Kasus Batuk Rejan semakin meningkat

Kasus batuk rejan tiga kali lebih tinggi tahun ini dibandingkan pada waktu yang sama tahun lalu, menurut data dari Pusat Pengendalian dan Pencegahan Penyakit (CDC).

Sejauh tahun ini, telah tercatat 10.865 kasus batuk rejan, atau pertusis, dibandingkan dengan 2.918 yang tercatat selama waktu yang sama pada tahun 2023, data CDC menunjukkan.

Jumlah kasusnya mendekati 8.271 kasus batuk rejan yang tercatat pada waktu yang sama di tahun 2019, yang menunjukkan kembalinya ke tingkat sebelum pandemi.

Dokter mengatakan bahwa kasus batuk rejan yang dilaporkan lebih rendah dari biasanya selama beberapa tahun terakhir, kemungkinan karena tindakan mitigasi COVID-19 termasuk penggunaan masker, pembelajaran jarak jauh, dan menjaga jarak sosial.

“Selama pandemi itu sendiri, penularan pertusis benar-benar berada pada titik terendah, dan itu hanya karena adanya pembatasan sosial dan isolasi,” kata Dr. Mike Patrick, dokter spesialis kegawatdaruratan di Rumah Sakit Anak Nationwide di Columbus, Ohio, kepada ABC News. “Jika anak-anak tidak berada di sekitar satu sama lain, dan juga di sekitar orang dewasa, maka mereka tidak dapat tertular penyakit tersebut, karena penyakit ini menular dan ditularkan dari satu orang ke orang lain.”

“Jadi, menurut saya, kita baru saja kembali ke sana karena orang-orang kembali melakukan hal-hal normal yang biasa kita lakukan, dan itulah pola yang kita lihat dengan vaksin yang kita miliki. Namun, menurut saya, tanpa vaksin, kita akan melihat lebih banyak kasus pertusis daripada 10.000 kasus,” tambahnya.

Baca juga  Antibodi menunjukkan bagaimana antibodi dapat memberikan perlindungan menyeluruh terhadap virus SARS-CoV-2

Dr. Lori Handy, seorang dokter yang bertugas di divisi penyakit menular di Rumah Sakit Anak Philadelphia, mengatakan peningkatan kasus batuk rejan pascapandemi serupa dengan yang terlihat di AS pada penyakit lain karena tindakan mitigasi mulai menghilang.

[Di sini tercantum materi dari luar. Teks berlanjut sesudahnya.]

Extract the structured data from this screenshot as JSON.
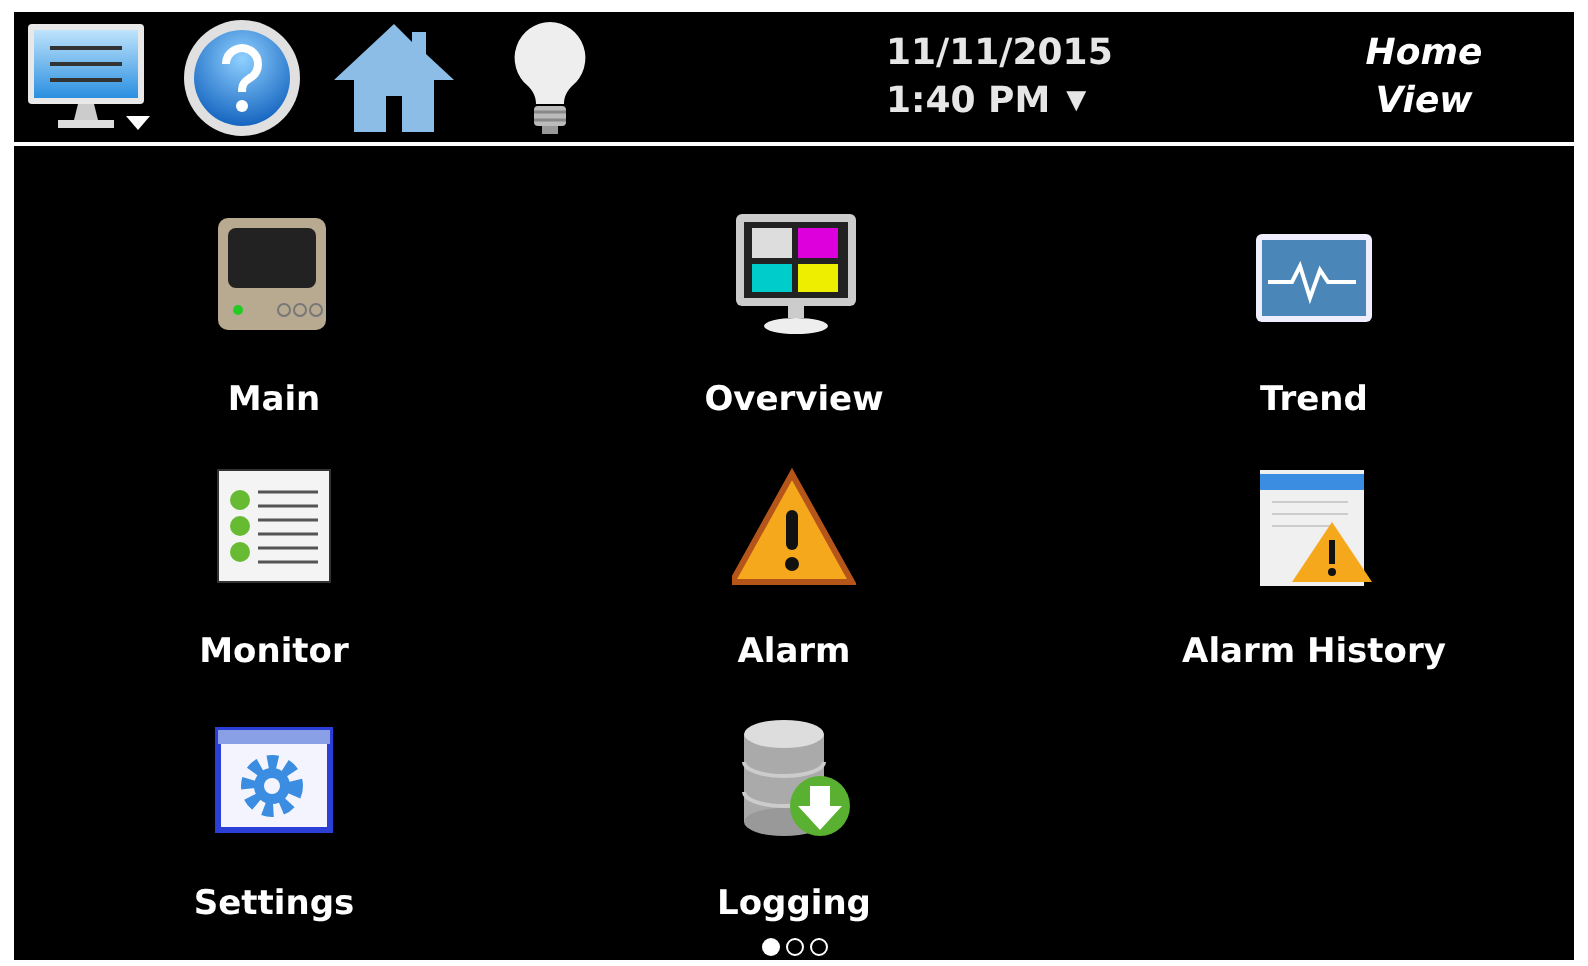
{
  "header": {
    "date": "11/11/2015",
    "time": "1:40 PM",
    "time_dropdown": "▼",
    "view_title": "Home View"
  },
  "launcher": [
    {
      "kind": "main",
      "label": "Main"
    },
    {
      "kind": "overview",
      "label": "Overview"
    },
    {
      "kind": "trend",
      "label": "Trend"
    },
    {
      "kind": "monitor",
      "label": "Monitor"
    },
    {
      "kind": "alarm",
      "label": "Alarm"
    },
    {
      "kind": "alarm_history",
      "label": "Alarm History"
    },
    {
      "kind": "settings",
      "label": "Settings"
    },
    {
      "kind": "logging",
      "label": "Logging"
    }
  ],
  "pages": [
    {
      "selected": true
    },
    {
      "selected": false
    },
    {
      "selected": false
    }
  ]
}
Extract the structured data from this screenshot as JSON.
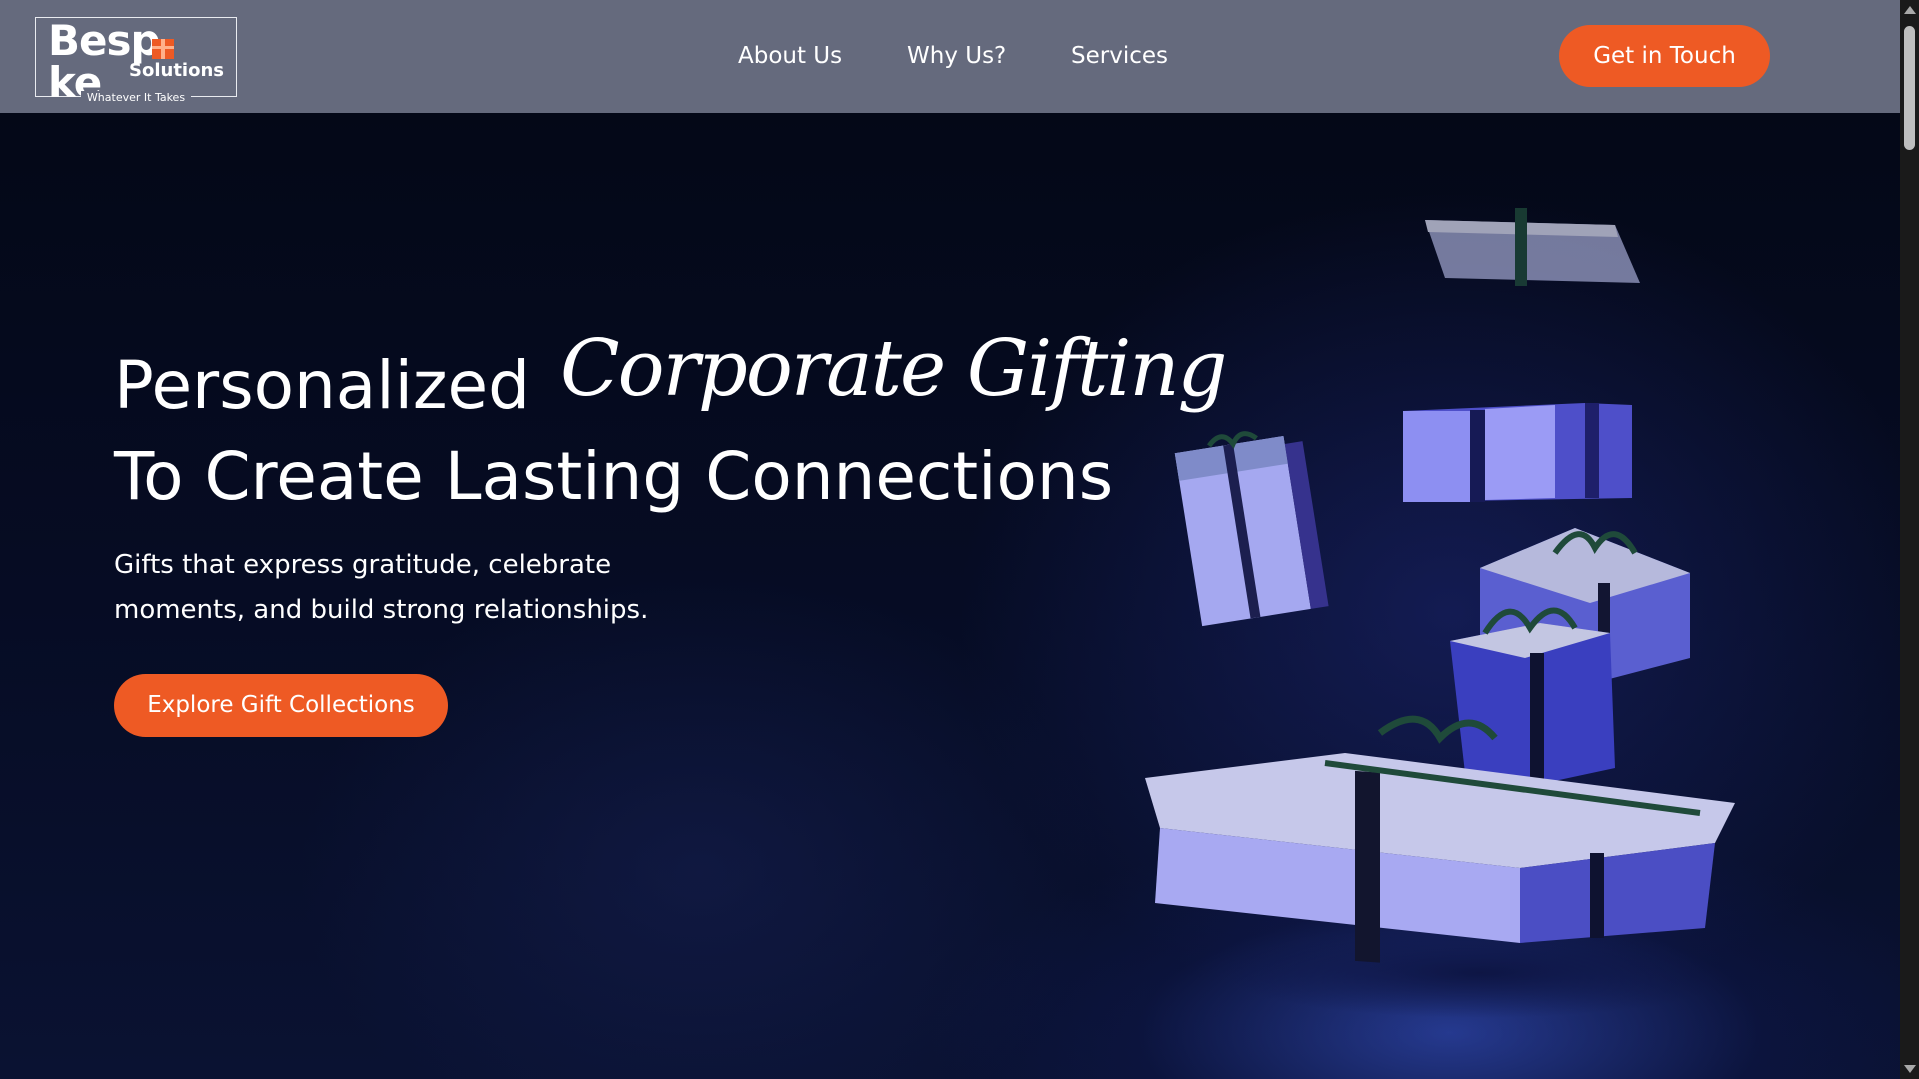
{
  "brand": {
    "name_part1": "Besp",
    "name_part2": "ke",
    "sub": "Solutions",
    "tagline": "Whatever It Takes",
    "accent_color": "#ee5a24"
  },
  "nav": {
    "items": [
      {
        "label": "About Us"
      },
      {
        "label": "Why Us?"
      },
      {
        "label": "Services"
      }
    ],
    "cta_label": "Get in Touch"
  },
  "hero": {
    "title_line1": "Personalized",
    "title_script": "Corporate Gifting",
    "title_line2": "To Create Lasting Connections",
    "subtitle": "Gifts that express gratitude, celebrate moments, and build strong relationships.",
    "cta_label": "Explore Gift Collections",
    "background_image": "floating-gift-boxes"
  },
  "icons": {
    "logo_gift": "gift-box-icon",
    "scroll_up": "chevron-up-icon",
    "scroll_down": "chevron-down-icon"
  }
}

“Sejujurnya saya pikir agak mengejutkan bahwa butuh waktu selama ini, mengingat kita telah mencabut [banyak] tindakan hampir dua tahun lalu,” katanya kepada ABC News. “Saya pikir banyak orang ingat peningkatan kasus RSV yang kita lihat pada tahun 2022, jadi ini tertinggal dari beberapa infeksi pernapasan lainnya, tetapi sekarang sudah muncul kembali dan terlihat sangat umum terjadi pada tahun 2019.”

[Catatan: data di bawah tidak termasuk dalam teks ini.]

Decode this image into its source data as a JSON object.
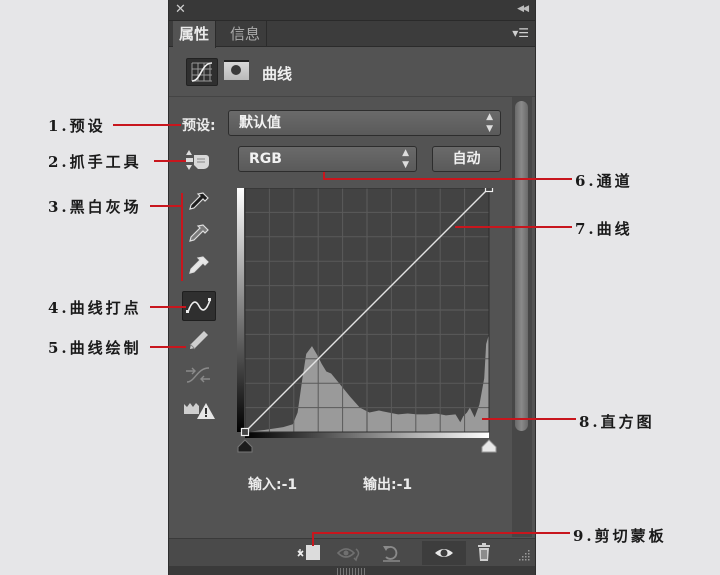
{
  "panel": {
    "close_icon": "close-icon",
    "collapse_icon": "double-chevron-left-icon",
    "tabs": [
      {
        "label": "属性",
        "active": true
      },
      {
        "label": "信息",
        "active": false
      }
    ],
    "menu_icon": "panel-menu-icon",
    "header": {
      "icon_adjustment": "curves-adjustment-icon",
      "icon_mask": "layer-mask-icon",
      "title": "曲线"
    },
    "preset": {
      "label": "预设:",
      "value": "默认值"
    },
    "channel": {
      "value": "RGB",
      "auto_label": "自动"
    },
    "tools": [
      {
        "name": "hand-adjust-tool",
        "icon": "hand-updown-icon"
      },
      {
        "name": "black-point-eyedropper",
        "icon": "eyedropper-black-icon"
      },
      {
        "name": "gray-point-eyedropper",
        "icon": "eyedropper-gray-icon"
      },
      {
        "name": "white-point-eyedropper",
        "icon": "eyedropper-white-icon"
      },
      {
        "name": "edit-points-tool",
        "icon": "curve-points-icon",
        "selected": true
      },
      {
        "name": "draw-curve-tool",
        "icon": "pencil-icon"
      },
      {
        "name": "smooth-curve-tool",
        "icon": "smooth-curve-icon"
      },
      {
        "name": "clipping-warning-tool",
        "icon": "histogram-warning-icon"
      }
    ],
    "readout": {
      "input_label": "输入:",
      "input_value": "-1",
      "output_label": "输出:",
      "output_value": "-1"
    },
    "bottom_toolbar": [
      {
        "name": "clip-to-layer-button",
        "icon": "clip-mask-icon"
      },
      {
        "name": "view-previous-state-button",
        "icon": "eye-toggle-icon"
      },
      {
        "name": "reset-button",
        "icon": "reset-icon"
      },
      {
        "name": "toggle-visibility-button",
        "icon": "eye-icon",
        "active": true
      },
      {
        "name": "delete-button",
        "icon": "trash-icon"
      }
    ]
  },
  "chart_data": {
    "type": "area",
    "title": "曲线",
    "xlabel": "输入",
    "ylabel": "输出",
    "xlim": [
      0,
      255
    ],
    "ylim": [
      0,
      255
    ],
    "grid": true,
    "grid_divisions": 10,
    "curve_points": [
      [
        0,
        0
      ],
      [
        255,
        255
      ]
    ],
    "histogram": {
      "x": [
        0,
        20,
        40,
        50,
        55,
        60,
        64,
        70,
        76,
        80,
        85,
        90,
        100,
        110,
        120,
        130,
        140,
        150,
        160,
        170,
        180,
        190,
        200,
        210,
        220,
        225,
        228,
        232,
        235,
        240,
        245,
        250,
        252,
        255
      ],
      "values": [
        0,
        2,
        5,
        8,
        20,
        55,
        80,
        88,
        78,
        70,
        62,
        60,
        48,
        36,
        25,
        20,
        22,
        20,
        18,
        19,
        18,
        18,
        19,
        17,
        18,
        10,
        16,
        20,
        25,
        15,
        28,
        55,
        90,
        100
      ]
    }
  },
  "annotations": [
    {
      "label": "1.预设"
    },
    {
      "label": "2.抓手工具"
    },
    {
      "label": "3.黑白灰场"
    },
    {
      "label": "4.曲线打点"
    },
    {
      "label": "5.曲线绘制"
    },
    {
      "label": "6.通道"
    },
    {
      "label": "7.曲线"
    },
    {
      "label": "8.直方图"
    },
    {
      "label": "9.剪切蒙板"
    }
  ],
  "colors": {
    "panel_bg": "#535353",
    "annotation_line": "#c8161d",
    "histogram_fill": "#9a9a9a",
    "graph_bg": "#434343"
  }
}
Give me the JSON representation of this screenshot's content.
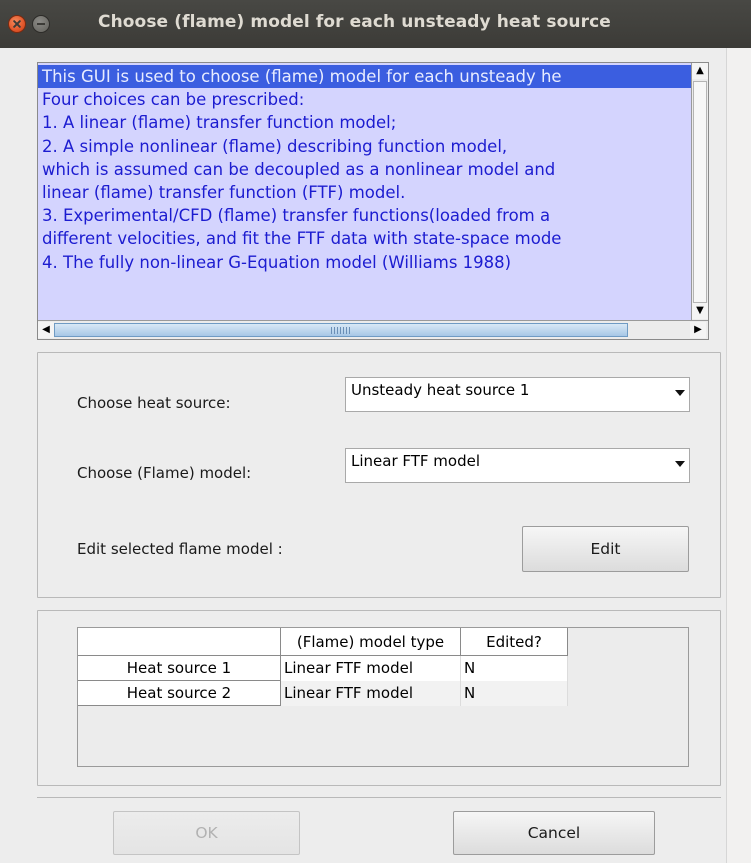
{
  "window": {
    "title": "Choose (flame) model for each unsteady heat source"
  },
  "info": {
    "lines": [
      "This GUI is used to choose (flame) model for each unsteady he",
      "Four choices can be prescribed:",
      "1. A linear (flame) transfer function model;",
      "2. A simple nonlinear (flame) describing function model,",
      "which is assumed can be decoupled as a nonlinear model and",
      "linear (flame) transfer function (FTF) model.",
      "3. Experimental/CFD (flame) transfer functions(loaded from a",
      "different velocities, and fit the FTF data with state-space mode",
      "4. The fully non-linear G-Equation model (Williams 1988)",
      "",
      ""
    ],
    "scroll_up_glyph": "▲",
    "scroll_down_glyph": "▼",
    "scroll_left_glyph": "◀",
    "scroll_right_glyph": "▶"
  },
  "selection": {
    "heat_source_label": "Choose heat source:",
    "heat_source_value": "Unsteady heat source 1",
    "model_label": "Choose (Flame) model:",
    "model_value": "Linear FTF model",
    "edit_label": "Edit selected flame model :",
    "edit_button": "Edit"
  },
  "table": {
    "columns": [
      "",
      "(Flame) model type",
      "Edited?"
    ],
    "rows": [
      {
        "name": "Heat source 1",
        "model": "Linear FTF model",
        "edited": "N"
      },
      {
        "name": "Heat source 2",
        "model": "Linear FTF model",
        "edited": "N"
      }
    ]
  },
  "footer": {
    "ok_button": "OK",
    "cancel_button": "Cancel"
  },
  "colors": {
    "titlebar": "#3c3b37",
    "listbox_bg": "#d4d4fe",
    "listbox_text": "#1c1cd0",
    "selection": "#3b5ee0",
    "close_button": "#e0562a"
  }
}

Batuk rejan adalah penyakit pernapasan yang sangat menular yang disebabkan oleh jenis bakteri yang disebut Bordetella pertussis.

Bakteri ini menempel pada silia — struktur kecil seperti rambut yang ditemukan di permukaan beberapa sel — pada sistem pernapasan bagian atas yang membantu membersihkan lendir dan kotoran lain di saluran napas, serta melepaskan racun. Menurut CDC, racun tersebut merusak silia dan menyebabkan saluran napas bagian atas membengkak.

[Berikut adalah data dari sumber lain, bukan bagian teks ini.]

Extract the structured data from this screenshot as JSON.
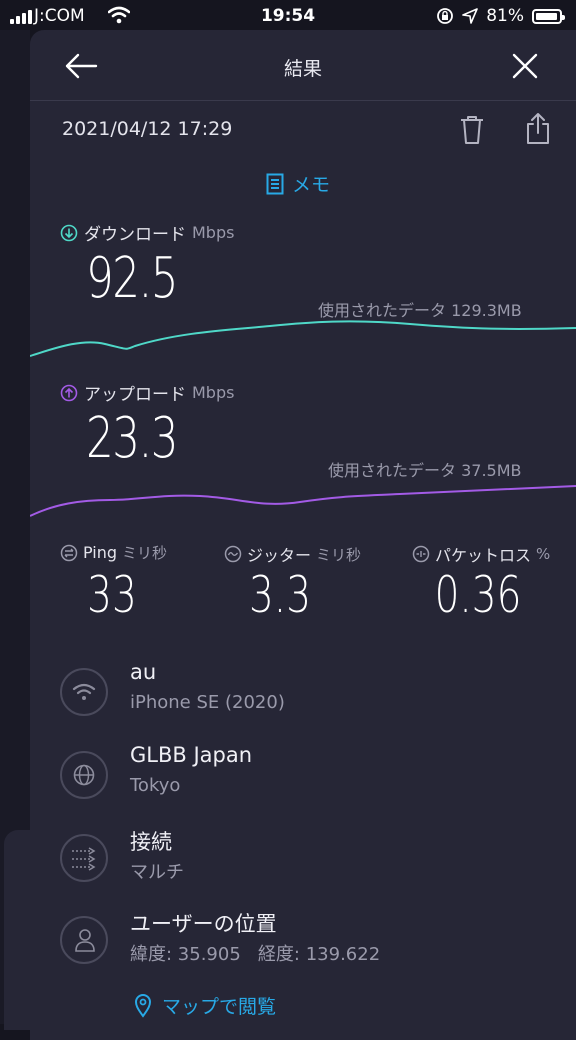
{
  "status_bar": {
    "carrier": "J:COM",
    "time": "19:54",
    "battery_text": "81%"
  },
  "nav": {
    "title": "結果"
  },
  "result": {
    "datetime": "2021/04/12 17:29",
    "memo_label": "メモ"
  },
  "download": {
    "label": "ダウンロード",
    "unit": "Mbps",
    "value": "92.5",
    "used_text": "使用されたデータ 129.3MB",
    "color": "#4fd8c8"
  },
  "upload": {
    "label": "アップロード",
    "unit": "Mbps",
    "value": "23.3",
    "used_text": "使用されたデータ 37.5MB",
    "color": "#a35be6"
  },
  "metrics": {
    "ping": {
      "label": "Ping",
      "unit": "ミリ秒",
      "value": "33"
    },
    "jitter": {
      "label": "ジッター",
      "unit": "ミリ秒",
      "value": "3.3"
    },
    "packet_loss": {
      "label": "パケットロス",
      "unit": "%",
      "value": "0.36"
    }
  },
  "details": [
    {
      "icon": "wifi-icon",
      "title": "au",
      "subtitle": "iPhone SE (2020)"
    },
    {
      "icon": "globe-icon",
      "title": "GLBB Japan",
      "subtitle": "Tokyo"
    },
    {
      "icon": "connections-icon",
      "title": "接続",
      "subtitle": "マルチ"
    },
    {
      "icon": "user-icon",
      "title": "ユーザーの位置",
      "subtitle": "緯度: 35.905   経度: 139.622"
    }
  ],
  "map_link": "マップで閲覧",
  "accent_color": "#28a9e6"
}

“Anda mengalami pembengkakan saluran napas dan batuk yang sangat parah karena silia tidak berfungsi, sehingga tubuh Anda terpaksa batuk untuk mencoba mengeluarkan benda dari paru-paru dan mengeluarkannya,” kata Patrick. “Sering kali, bayi akan mengalami sedikit kesulitan bernapas. Mereka batuk… lalu mereka menarik napas dalam-dalam, karena mereka tidak bernapas selama batuk-batuk itu, dan itulah mengapa disebut batuk rejan, karena itulah [suara] saat mereka batuk.”

Batuk rejan menyebar dari orang ke orang melalui batuk dan bersin. Orang yang terinfeksi dapat menularkan penyakit selama berminggu-minggu tanpa mengetahui bahwa mereka menderita batuk rejan.

Gejala awal sering kali menyerupai flu biasa — hidung meler, batuk, dan demam ringan — dan biasanya berlangsung selama satu hingga dua minggu. Namun, gejalanya dapat berkembang menjadi batuk yang cepat dan hebat yang dapat berlangsung hingga 12 minggu.

Baca juga  Tips Cara Memerahkan Bibir Secara Alami dan Aman

Batuk rejan dapat diobati dengan antibiotik dan pengobatan dini dapat mengurangi keparahan infeksi. Menurut CDC, sebagian besar gejala batuk rejan dapat diatasi di rumah.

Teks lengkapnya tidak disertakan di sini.